Cet amendement, est TRES IMPORTANT. Je mes suis d'ailleurs exprimé en public à ce sujet, devant le Président de la République, lors de la réunion des députés de la majorité, ce mercredi à l'Elysée. 

Pourquoi est-il si important ? Tout simplement parce que le fait de lever l'inscription du prvilège du Trésor, pour les entreprises qui bénéficient d'un plan d'apurement signé et respecté, leur évite d'être marquées au fer rouge, vis à vis de leurs partenaires.
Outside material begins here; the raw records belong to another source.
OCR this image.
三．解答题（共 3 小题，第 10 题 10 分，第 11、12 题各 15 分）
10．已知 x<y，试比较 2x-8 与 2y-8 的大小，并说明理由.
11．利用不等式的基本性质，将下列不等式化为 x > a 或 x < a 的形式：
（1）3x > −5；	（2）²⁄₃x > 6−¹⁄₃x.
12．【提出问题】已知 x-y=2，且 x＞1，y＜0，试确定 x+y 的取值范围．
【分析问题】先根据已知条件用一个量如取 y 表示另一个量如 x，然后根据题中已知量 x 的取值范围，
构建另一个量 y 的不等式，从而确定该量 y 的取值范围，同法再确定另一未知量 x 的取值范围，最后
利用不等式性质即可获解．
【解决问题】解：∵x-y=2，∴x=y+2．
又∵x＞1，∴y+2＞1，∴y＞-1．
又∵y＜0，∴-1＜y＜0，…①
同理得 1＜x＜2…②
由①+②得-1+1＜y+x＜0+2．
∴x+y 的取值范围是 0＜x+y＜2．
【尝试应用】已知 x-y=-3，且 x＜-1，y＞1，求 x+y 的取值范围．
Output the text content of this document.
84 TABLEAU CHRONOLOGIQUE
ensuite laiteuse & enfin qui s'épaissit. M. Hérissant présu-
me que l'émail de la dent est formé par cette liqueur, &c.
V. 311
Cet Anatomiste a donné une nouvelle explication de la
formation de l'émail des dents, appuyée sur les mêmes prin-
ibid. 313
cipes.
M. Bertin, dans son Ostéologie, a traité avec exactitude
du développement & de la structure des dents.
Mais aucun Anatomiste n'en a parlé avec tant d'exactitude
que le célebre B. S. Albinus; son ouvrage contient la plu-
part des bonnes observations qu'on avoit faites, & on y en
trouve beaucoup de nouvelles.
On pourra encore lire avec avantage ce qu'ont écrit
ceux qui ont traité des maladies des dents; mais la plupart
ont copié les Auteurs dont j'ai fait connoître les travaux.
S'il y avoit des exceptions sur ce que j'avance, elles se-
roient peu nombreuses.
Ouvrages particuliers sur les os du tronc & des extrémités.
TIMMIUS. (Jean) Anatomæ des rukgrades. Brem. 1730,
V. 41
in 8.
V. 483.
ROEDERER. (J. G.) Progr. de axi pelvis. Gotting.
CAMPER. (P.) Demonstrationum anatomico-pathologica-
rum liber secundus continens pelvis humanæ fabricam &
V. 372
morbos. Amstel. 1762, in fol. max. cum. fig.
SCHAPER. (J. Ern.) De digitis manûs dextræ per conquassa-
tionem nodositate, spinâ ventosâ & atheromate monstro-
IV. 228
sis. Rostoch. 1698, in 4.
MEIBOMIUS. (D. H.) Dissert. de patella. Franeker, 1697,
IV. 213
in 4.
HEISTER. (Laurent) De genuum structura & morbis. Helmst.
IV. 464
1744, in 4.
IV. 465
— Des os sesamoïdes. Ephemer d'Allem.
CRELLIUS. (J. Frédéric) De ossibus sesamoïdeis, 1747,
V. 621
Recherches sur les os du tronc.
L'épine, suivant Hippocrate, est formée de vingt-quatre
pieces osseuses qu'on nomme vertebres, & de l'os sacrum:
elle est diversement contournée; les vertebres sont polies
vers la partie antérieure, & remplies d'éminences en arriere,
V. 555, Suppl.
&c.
Le plan de relance de l'économie, en l'état, posait problème, car jusqu'à ce jour, les chefs d'entreprises ne sollicitaient le médiateur du Crédit qu'en dernier recours et donc souvent trop tard, du fait de l'inscription du privilège du Trésor. On leur disait "ok nous allons mettre en place un plan d'apurement de vos charges" mais en même temps, on procédait à la publicité de l'inscription du privilége, ce qui avait un effet dévastateur sur leurs clients et leur fournisseurs. Celà revenait à dire "nous aidons cette entreprise, mais si nous sommes amenés à l'aider, c'est que celà va très mal" et donc tous les créanciers, dès la publication de l'inscription du privilège, stoppaient net toutes leurs relations avec ladite entreprise ...

Le frein principal a une meilleure utilisation du médiateur du Crédit est donc levé avec cet amendement, sur lequel j'ai travaillé avec les services de Bercy, et sur lequel j'ai été le seul à m'exprimer (sujet technique) lors de son examen dans l'hémicycle. Le fait de l'avoir transformé en amendement gouvernemental, au lieu de l'avoir déposé sous mon nom, lui donne plus de poids et va ainsi éviter tout retoquage lors de son examen au Sénat.

amendement gouvernemental n°397.pdf

 Intervention amendement n°397.doc

Débat sur privilège du Trésor (après 2 minutes 20)


09 décembre 2008

Projet de loi de finances rectificative pour 2008

Début de l'examen du Projet de Loi de Finances Rectificative (PLFR) en fin d'après-midi.

Le PLFR pour 2008 porte le solde budgétaire à -51,4 milliards d'euros, soit une dégradation de 9,7 milliards d'euros par rapport à la loi de finances initiale pour 2008 (-41,7 milliards d'euros).

J'ai déposé de nombreux amendements qui seront examinés demain après-midi, lors de la poursuite de l'examen du projet de loi.

Lors de mon intervention de ce soir, j'ai à nouveau souligné toute l'importance de consolider la trésorerie des PME, en demandant un différé de règlement de la Taxe Professionnelle (TP), ainsi que des charges fiscales et sociales.